There is difficulty in this reliance upon data, though. First and foremost is the security with which the private data of individuals is being handled. If people don’t have confidence in the ways in which their information is being collected, stored, and used then collecting it in the first place will become virtually impossible. For too long companies have been quietly using the data in ways unknown, and at times not consented to by their customers. Companies profit off of their “proprietary” data while the individual is left feeling exploited.
There are organizations trying to combat this, though, and some are doing so in very creative ways. A great example of this is Measure Protocol, a blockchain-powered marketplace that gives users control of their own data. Measure states that their mission “is to democratize data by giving individuals control over their data in a permissioned and privacy-by-design environment where they are compensated fairly, and data buyers, users and society can benefit from clean data of the greatest possible quality.” It is a way of embedding transparency into data collection, and giving individuals the control they need to rebuild trust in the organizations that collect and use their data.
Another issue with the collection of data is that respondents are not always entirely truthful, or can be impacted by other circumstances in the moment of their response. Measure Protocol also attempts to address this issue through blockchain. Another creative solution, however, comes from AI. PersonaPanels is a company that develops virtual consumer panels made up of “Animated Personas”. Animated Personas are AI-models that are trained to mimic the behaviours, responses and evolving interests of real consumers. The Animated Personas don’t have bad days, or feel compelled to hide certain thoughts, feelings, or behaviours. While they are primarily used for marketing purposes currently, their potential to help get reliable, honest feedback is immense.
The Age of Truth has been brought on, in many ways, because of advancements in technology. Technology is also what will enable it to reach its full potential and truly transform society. But even if you are not in the technology space, that doesn’t mean you can’t be an important part of this transformation. You can contribute most importantly by looking at your own organization and asking, where can we be more transparent? What can you show your customers that you currently aren’t? If there are areas that feel “unsafe” to be transparent about, examine why, and if practices need to change. If your organization already upholds the tenets of transparency and authenticity, continue to be a leading voice that encourages others to do so as well. Openly share the benefits of being truthful, both for your organization and for your customers. Making truth commonplace again is an important piece of the puzzle that anyone can choose to be a part of. Do not underestimate the power that holds.

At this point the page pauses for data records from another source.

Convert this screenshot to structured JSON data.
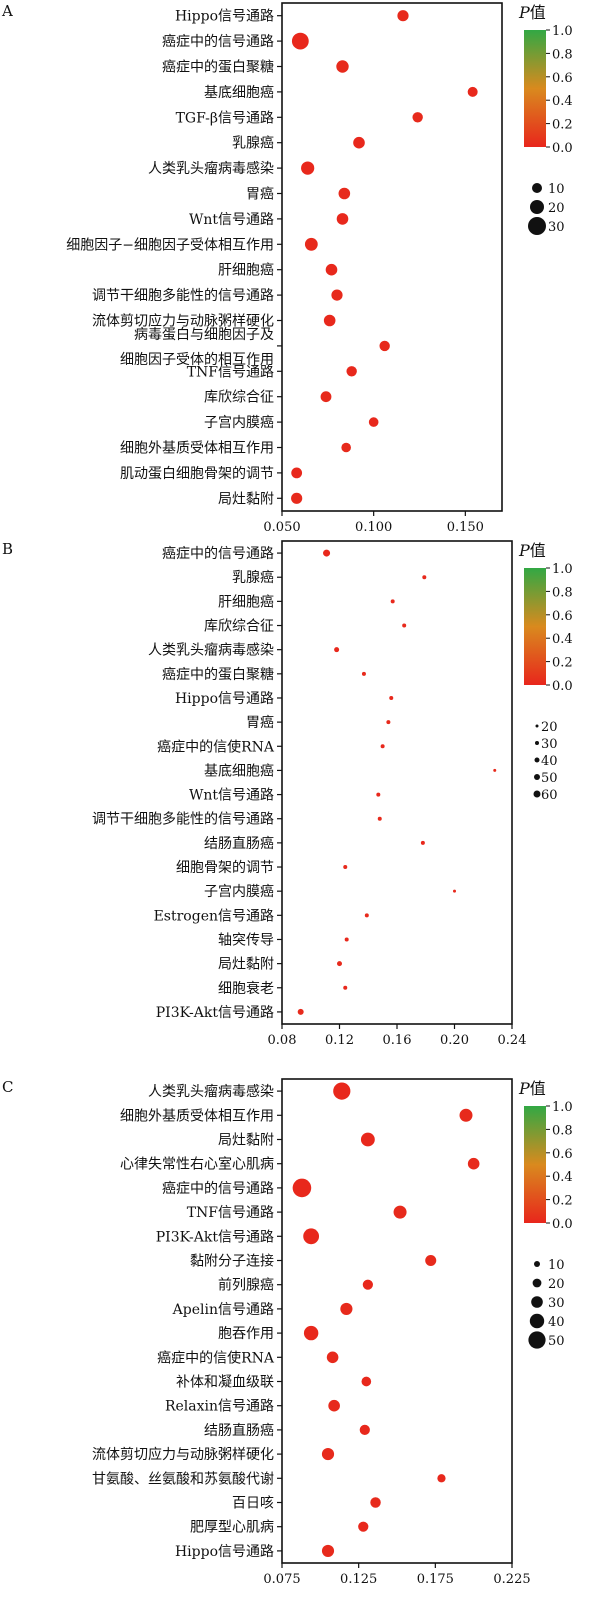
{
  "legend_title": "P值",
  "chart_data": [
    {
      "panel": "A",
      "type": "scatter",
      "categories": [
        "Hippo信号通路",
        "癌症中的信号通路",
        "癌症中的蛋白聚糖",
        "基底细胞癌",
        "TGF-β信号通路",
        "乳腺癌",
        "人类乳头瘤病毒感染",
        "胃癌",
        "Wnt信号通路",
        "细胞因子−细胞因子受体相互作用",
        "肝细胞癌",
        "调节干细胞多能性的信号通路",
        "流体剪切应力与动脉粥样硬化",
        "病毒蛋白与细胞因子及细胞因子受体的相互作用",
        "TNF信号通路",
        "库欣综合征",
        "子宫内膜癌",
        "细胞外基质受体相互作用",
        "肌动蛋白细胞骨架的调节",
        "局灶黏附"
      ],
      "x": [
        0.116,
        0.06,
        0.083,
        0.154,
        0.124,
        0.092,
        0.064,
        0.084,
        0.083,
        0.066,
        0.077,
        0.08,
        0.076,
        0.106,
        0.088,
        0.074,
        0.1,
        0.085,
        0.058,
        0.058
      ],
      "sizes": [
        13,
        27,
        16,
        10,
        11,
        14,
        18,
        14,
        14,
        17,
        14,
        13,
        14,
        11,
        11,
        12,
        9,
        9,
        12,
        13
      ],
      "p_values": [
        0.02,
        0.01,
        0.02,
        0.01,
        0.02,
        0.01,
        0.01,
        0.02,
        0.01,
        0.02,
        0.01,
        0.02,
        0.01,
        0.02,
        0.01,
        0.02,
        0.01,
        0.02,
        0.01,
        0.02
      ],
      "xlim": [
        0.05,
        0.17
      ],
      "x_ticks": [
        0.05,
        0.1,
        0.15
      ],
      "x_tick_labels": [
        "0.050",
        "0.100",
        "0.150"
      ],
      "size_legend": [
        10,
        20,
        30
      ],
      "color_scale": {
        "min": 0.0,
        "max": 1.0,
        "ticks": [
          "0.0",
          "0.2",
          "0.4",
          "0.6",
          "0.8",
          "1.0"
        ],
        "colors": [
          "#e8261c",
          "#d98a1e",
          "#32a844"
        ]
      }
    },
    {
      "panel": "B",
      "type": "scatter",
      "categories": [
        "癌症中的信号通路",
        "乳腺癌",
        "肝细胞癌",
        "库欣综合征",
        "人类乳头瘤病毒感染",
        "癌症中的蛋白聚糖",
        "Hippo信号通路",
        "胃癌",
        "癌症中的信使RNA",
        "基底细胞癌",
        "Wnt信号通路",
        "调节干细胞多能性的信号通路",
        "结肠直肠癌",
        "细胞骨架的调节",
        "子宫内膜癌",
        "Estrogen信号通路",
        "轴突传导",
        "局灶黏附",
        "细胞衰老",
        "PI3K-Akt信号通路"
      ],
      "x": [
        0.111,
        0.179,
        0.157,
        0.165,
        0.118,
        0.137,
        0.156,
        0.154,
        0.15,
        0.228,
        0.147,
        0.148,
        0.178,
        0.124,
        0.2,
        0.139,
        0.125,
        0.12,
        0.124,
        0.093
      ],
      "sizes": [
        60,
        30,
        30,
        30,
        40,
        30,
        30,
        30,
        30,
        20,
        30,
        30,
        30,
        30,
        20,
        30,
        30,
        40,
        30,
        50
      ],
      "p_values": [
        0.01,
        0.02,
        0.01,
        0.02,
        0.01,
        0.02,
        0.01,
        0.02,
        0.01,
        0.02,
        0.01,
        0.02,
        0.01,
        0.02,
        0.01,
        0.02,
        0.01,
        0.02,
        0.01,
        0.02
      ],
      "xlim": [
        0.08,
        0.24
      ],
      "x_ticks": [
        0.08,
        0.12,
        0.16,
        0.2,
        0.24
      ],
      "x_tick_labels": [
        "0.08",
        "0.12",
        "0.16",
        "0.20",
        "0.24"
      ],
      "size_legend": [
        20,
        30,
        40,
        50,
        60
      ],
      "color_scale": {
        "min": 0.0,
        "max": 1.0,
        "ticks": [
          "0.0",
          "0.2",
          "0.4",
          "0.6",
          "0.8",
          "1.0"
        ],
        "colors": [
          "#e8261c",
          "#d98a1e",
          "#32a844"
        ]
      }
    },
    {
      "panel": "C",
      "type": "scatter",
      "categories": [
        "人类乳头瘤病毒感染",
        "细胞外基质受体相互作用",
        "局灶黏附",
        "心律失常性右心室心肌病",
        "癌症中的信号通路",
        "TNF信号通路",
        "PI3K-Akt信号通路",
        "黏附分子连接",
        "前列腺癌",
        "Apelin信号通路",
        "胞吞作用",
        "癌症中的信使RNA",
        "补体和凝血级联",
        "Relaxin信号通路",
        "结肠直肠癌",
        "流体剪切应力与动脉粥样硬化",
        "甘氨酸、丝氨酸和苏氨酸代谢",
        "百日咳",
        "肥厚型心肌病",
        "Hippo信号通路"
      ],
      "x": [
        0.114,
        0.195,
        0.131,
        0.2,
        0.088,
        0.152,
        0.094,
        0.172,
        0.131,
        0.117,
        0.094,
        0.108,
        0.13,
        0.109,
        0.129,
        0.105,
        0.179,
        0.136,
        0.128,
        0.105
      ],
      "sizes": [
        50,
        35,
        38,
        30,
        55,
        35,
        45,
        28,
        25,
        32,
        40,
        30,
        23,
        30,
        25,
        32,
        18,
        26,
        25,
        32
      ],
      "p_values": [
        0.01,
        0.02,
        0.01,
        0.02,
        0.01,
        0.02,
        0.01,
        0.02,
        0.01,
        0.02,
        0.01,
        0.02,
        0.01,
        0.02,
        0.01,
        0.02,
        0.01,
        0.02,
        0.01,
        0.02
      ],
      "xlim": [
        0.075,
        0.225
      ],
      "x_ticks": [
        0.075,
        0.125,
        0.175,
        0.225
      ],
      "x_tick_labels": [
        "0.075",
        "0.125",
        "0.175",
        "0.225"
      ],
      "size_legend": [
        10,
        20,
        30,
        40,
        50
      ],
      "color_scale": {
        "min": 0.0,
        "max": 1.0,
        "ticks": [
          "0.0",
          "0.2",
          "0.4",
          "0.6",
          "0.8",
          "1.0"
        ],
        "colors": [
          "#e8261c",
          "#d98a1e",
          "#32a844"
        ]
      }
    }
  ]
}
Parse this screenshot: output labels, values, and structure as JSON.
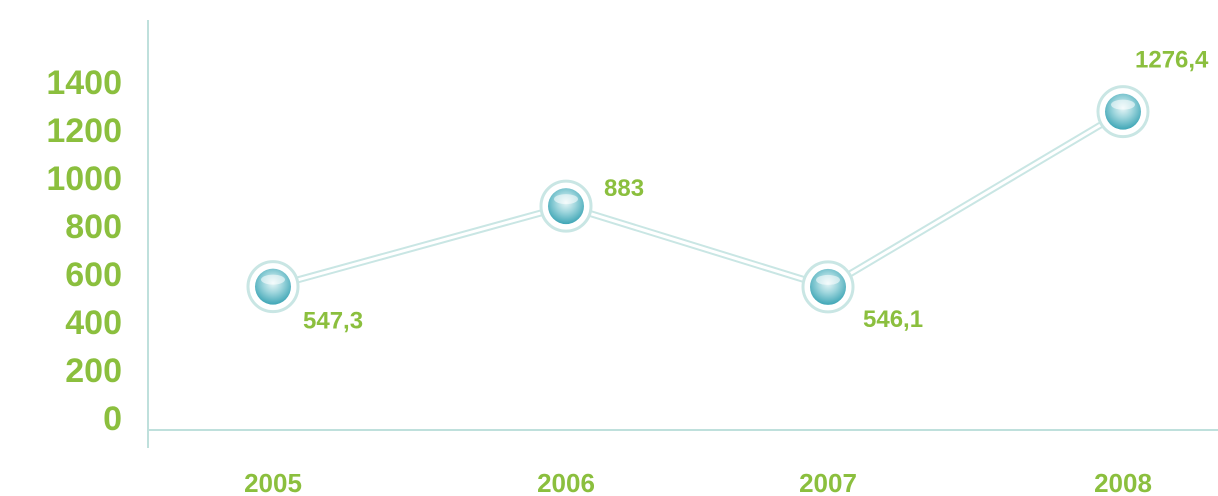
{
  "chart_data": {
    "type": "line",
    "categories": [
      "2005",
      "2006",
      "2007",
      "2008"
    ],
    "values": [
      547.3,
      883,
      546.1,
      1276.4
    ],
    "data_labels": [
      "547,3",
      "883",
      "546,1",
      "1276,4"
    ],
    "y_ticks": [
      "0",
      "200",
      "400",
      "600",
      "800",
      "1000",
      "1200",
      "1400"
    ],
    "ylim": [
      0,
      1400
    ],
    "title": "",
    "xlabel": "",
    "ylabel": "",
    "grid": false,
    "colors": {
      "label": "#8bbf3e",
      "axis": "#bfe0dc",
      "line": "#d8ecea",
      "marker_fill": "#5ab8c6",
      "marker_ring": "#c9e6e4"
    }
  }
}
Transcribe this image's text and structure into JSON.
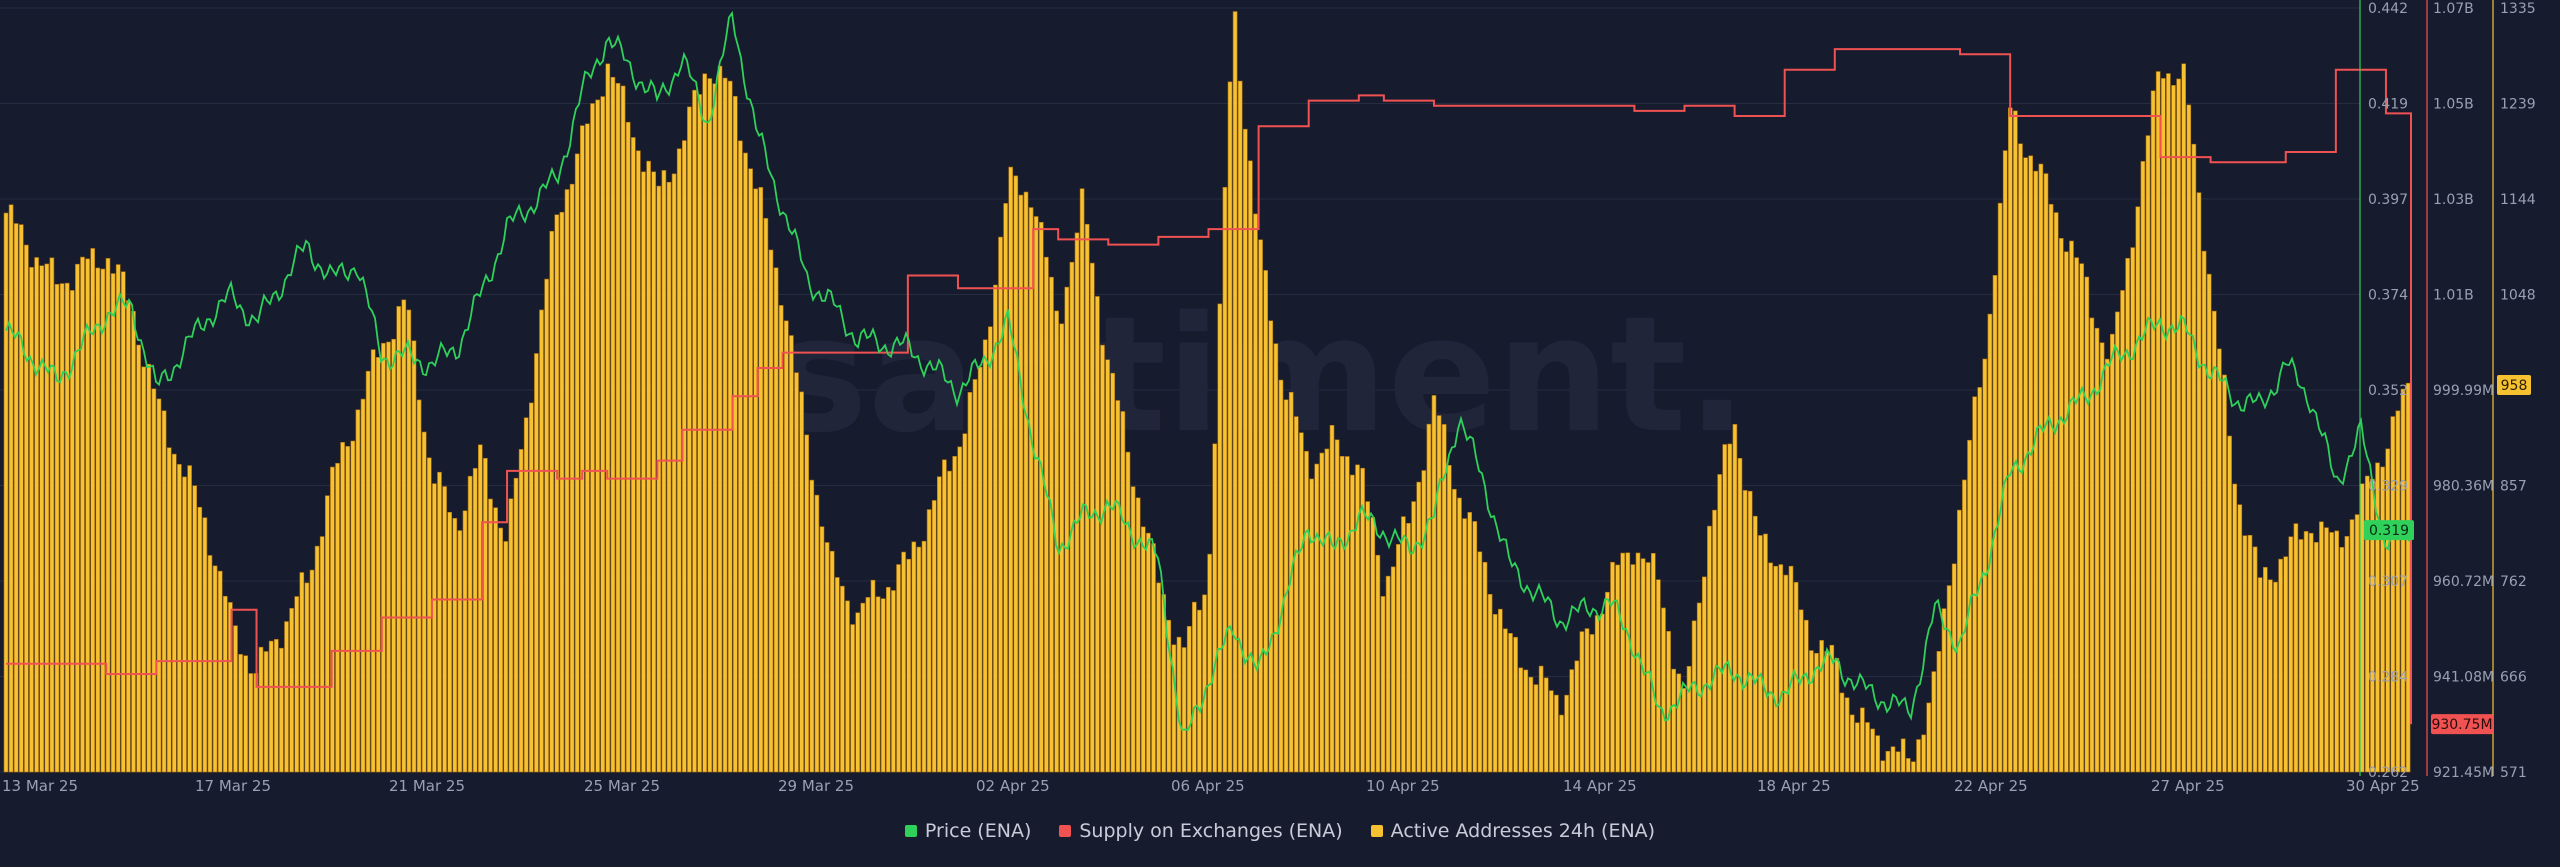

I foresee a great deal of upheaval over the coming years as the Age of Truth progresses. Systems that have long been allowed to operate in the shadows will now be under a spotlight. People will continue to demand facts over rhetoric, and the ability to check the data for themselves. The organizations and leaders that do not fulfil the expectations of truth and transparency will fail, and those that embody these values will be the ones to take us into a new world. It will be in this new world that trust is rebuilt and, hopefully, a more equitable and just society is formed.